To move from architecture to a functional Proof of Concept (PoC), we are prioritizing the following component selection. We invite hardware engineers and optical physicists to review and challenge these specs in the Issues section.
- Light Source: 850nm / 940nm High-Power VCSEL Array (Pulse Power >10W).
- Driver Topology: GaN-based FET drivers for sub-5ns rise times to ensure high spatial resolution.
- Collimation: Initial testing via aspheric condensers; target transition to Integrated Microlens Arrays (MLA) for <0.5 mrad divergence.
- Sensor: Exploring SPAD (Single-Photon Avalanche Diode) discrete components or CMOS-integrated SPAD arrays (e.g., STMicro FlightSense or Hamamatsu Silicon PMs).
- Filtering: Ultra-narrowband interference filters (FWHM <10nm) centered at the emitter wavelength to suppress solar background noise.
- Signal Path: High-speed Transimpedance Amplifiers (TIA) → Ultra-fast Comparators → FPGA LVDS inputs.
- Phase 1 (Validation): ESP32-S3 utilizing RMT/I2S peripherals for synchronized PRN pulse generation and basic gated windowing.

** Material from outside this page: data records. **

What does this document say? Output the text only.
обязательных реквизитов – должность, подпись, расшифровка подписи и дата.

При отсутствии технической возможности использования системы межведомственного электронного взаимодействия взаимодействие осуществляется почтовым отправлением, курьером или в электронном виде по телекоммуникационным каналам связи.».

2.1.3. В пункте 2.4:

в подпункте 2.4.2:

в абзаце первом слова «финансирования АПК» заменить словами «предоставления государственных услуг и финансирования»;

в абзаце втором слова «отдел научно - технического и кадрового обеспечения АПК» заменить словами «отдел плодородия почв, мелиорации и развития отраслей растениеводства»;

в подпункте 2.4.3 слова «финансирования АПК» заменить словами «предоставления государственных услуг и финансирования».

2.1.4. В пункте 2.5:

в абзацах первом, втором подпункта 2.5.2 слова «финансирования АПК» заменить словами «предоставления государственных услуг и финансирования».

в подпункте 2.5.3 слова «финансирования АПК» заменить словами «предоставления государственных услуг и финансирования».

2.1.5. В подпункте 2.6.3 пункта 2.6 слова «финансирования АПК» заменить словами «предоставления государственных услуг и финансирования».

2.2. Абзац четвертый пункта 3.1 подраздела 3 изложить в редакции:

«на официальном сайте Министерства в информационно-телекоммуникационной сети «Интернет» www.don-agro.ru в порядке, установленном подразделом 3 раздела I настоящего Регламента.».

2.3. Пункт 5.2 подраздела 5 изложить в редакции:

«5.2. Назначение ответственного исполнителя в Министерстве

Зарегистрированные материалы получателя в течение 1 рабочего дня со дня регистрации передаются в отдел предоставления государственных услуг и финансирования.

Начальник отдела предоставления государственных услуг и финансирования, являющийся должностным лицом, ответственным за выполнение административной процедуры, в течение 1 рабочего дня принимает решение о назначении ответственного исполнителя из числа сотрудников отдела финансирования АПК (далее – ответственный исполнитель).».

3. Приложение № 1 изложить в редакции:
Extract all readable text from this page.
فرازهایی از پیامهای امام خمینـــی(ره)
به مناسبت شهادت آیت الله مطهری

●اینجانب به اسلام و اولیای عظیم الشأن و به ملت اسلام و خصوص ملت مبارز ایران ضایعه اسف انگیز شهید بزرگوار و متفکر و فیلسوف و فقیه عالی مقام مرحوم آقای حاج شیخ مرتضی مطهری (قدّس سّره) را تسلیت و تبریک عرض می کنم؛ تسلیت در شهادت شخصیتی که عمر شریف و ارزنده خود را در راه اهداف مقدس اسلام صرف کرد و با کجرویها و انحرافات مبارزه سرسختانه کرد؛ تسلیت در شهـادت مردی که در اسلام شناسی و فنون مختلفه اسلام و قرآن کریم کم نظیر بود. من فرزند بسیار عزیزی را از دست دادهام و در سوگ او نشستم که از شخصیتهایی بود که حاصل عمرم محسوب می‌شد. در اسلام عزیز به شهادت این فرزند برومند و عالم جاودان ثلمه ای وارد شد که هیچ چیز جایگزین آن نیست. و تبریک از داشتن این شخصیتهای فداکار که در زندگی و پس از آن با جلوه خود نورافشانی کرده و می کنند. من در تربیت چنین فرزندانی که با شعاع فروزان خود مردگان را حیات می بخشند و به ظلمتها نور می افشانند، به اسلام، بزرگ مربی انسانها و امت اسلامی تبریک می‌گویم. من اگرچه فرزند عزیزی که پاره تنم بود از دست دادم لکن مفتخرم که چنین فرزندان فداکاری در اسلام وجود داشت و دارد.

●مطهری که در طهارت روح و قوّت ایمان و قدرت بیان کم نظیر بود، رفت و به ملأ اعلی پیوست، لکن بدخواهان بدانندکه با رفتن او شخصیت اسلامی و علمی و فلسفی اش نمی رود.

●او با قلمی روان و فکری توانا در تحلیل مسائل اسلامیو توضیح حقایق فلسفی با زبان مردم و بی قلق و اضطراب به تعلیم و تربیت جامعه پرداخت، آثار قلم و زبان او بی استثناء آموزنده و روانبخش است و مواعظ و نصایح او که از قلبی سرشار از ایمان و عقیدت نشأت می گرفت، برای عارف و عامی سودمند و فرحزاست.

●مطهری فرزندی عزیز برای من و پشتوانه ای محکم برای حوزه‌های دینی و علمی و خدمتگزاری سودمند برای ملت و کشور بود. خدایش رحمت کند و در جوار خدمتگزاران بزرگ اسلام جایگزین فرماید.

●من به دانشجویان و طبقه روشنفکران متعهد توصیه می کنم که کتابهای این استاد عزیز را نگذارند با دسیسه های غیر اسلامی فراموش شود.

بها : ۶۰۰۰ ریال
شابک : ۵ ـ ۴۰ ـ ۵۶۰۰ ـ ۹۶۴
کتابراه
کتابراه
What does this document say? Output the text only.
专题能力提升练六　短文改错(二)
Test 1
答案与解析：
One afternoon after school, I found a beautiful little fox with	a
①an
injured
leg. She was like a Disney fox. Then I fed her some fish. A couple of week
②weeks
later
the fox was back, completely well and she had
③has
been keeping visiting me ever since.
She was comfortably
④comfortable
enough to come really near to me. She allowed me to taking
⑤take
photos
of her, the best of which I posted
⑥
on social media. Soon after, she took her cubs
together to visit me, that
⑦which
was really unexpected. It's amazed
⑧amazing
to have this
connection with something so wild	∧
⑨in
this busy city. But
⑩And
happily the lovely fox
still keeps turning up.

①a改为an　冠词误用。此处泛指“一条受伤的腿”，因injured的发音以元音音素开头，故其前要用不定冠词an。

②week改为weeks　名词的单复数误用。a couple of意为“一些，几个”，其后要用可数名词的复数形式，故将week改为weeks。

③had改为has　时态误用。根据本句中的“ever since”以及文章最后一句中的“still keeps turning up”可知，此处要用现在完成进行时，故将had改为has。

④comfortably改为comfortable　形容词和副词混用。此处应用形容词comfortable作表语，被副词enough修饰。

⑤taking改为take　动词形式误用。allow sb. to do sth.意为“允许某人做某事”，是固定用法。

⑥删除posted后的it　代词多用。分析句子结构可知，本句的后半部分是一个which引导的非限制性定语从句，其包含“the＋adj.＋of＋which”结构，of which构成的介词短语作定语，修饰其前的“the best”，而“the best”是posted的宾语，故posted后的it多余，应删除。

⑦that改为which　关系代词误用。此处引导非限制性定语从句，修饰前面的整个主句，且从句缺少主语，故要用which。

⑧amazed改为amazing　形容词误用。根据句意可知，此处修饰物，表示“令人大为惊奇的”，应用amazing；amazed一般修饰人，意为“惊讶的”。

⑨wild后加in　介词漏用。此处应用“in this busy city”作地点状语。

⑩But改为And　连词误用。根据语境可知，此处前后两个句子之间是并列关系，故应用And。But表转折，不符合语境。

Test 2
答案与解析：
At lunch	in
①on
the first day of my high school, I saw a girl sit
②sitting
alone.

- Phase 2 (Scalability): Xilinx Zynq / Artix-7 FPGA for real-time Time-Correlated Single Photon Counting (TCSPC) and multi-channel correlation.
We are officially opening the following workstreams for contributors:
- Link Budget Analysis: We need a rigorous verification of the SNR at 5km considering the retroreflection cross-section of a standard 25mm CMOS lens.
- Coaxial Optical Housing: Designing a 3D-printable chassis that maintains sub-millimeter alignment between the emitter and the receiver.
- PRN Sequence Design: Optimization of Pseudo-Random Noise sequences to improve signal-to-noise ratios in high-ambient-light environments.
"The physics is sound. The components are available. Let's build the shield."
- High-Speed Scanning: FPVs move fast. We need to optimize the SPAD array's scanning frequency to ensure zero-miss in high-dynamic scenarios.
- Directional Alert: Integrate a simple compass/IMU module to provide a "Clock Position" (e.g., "FPV at 2 o'clock, 4.5km").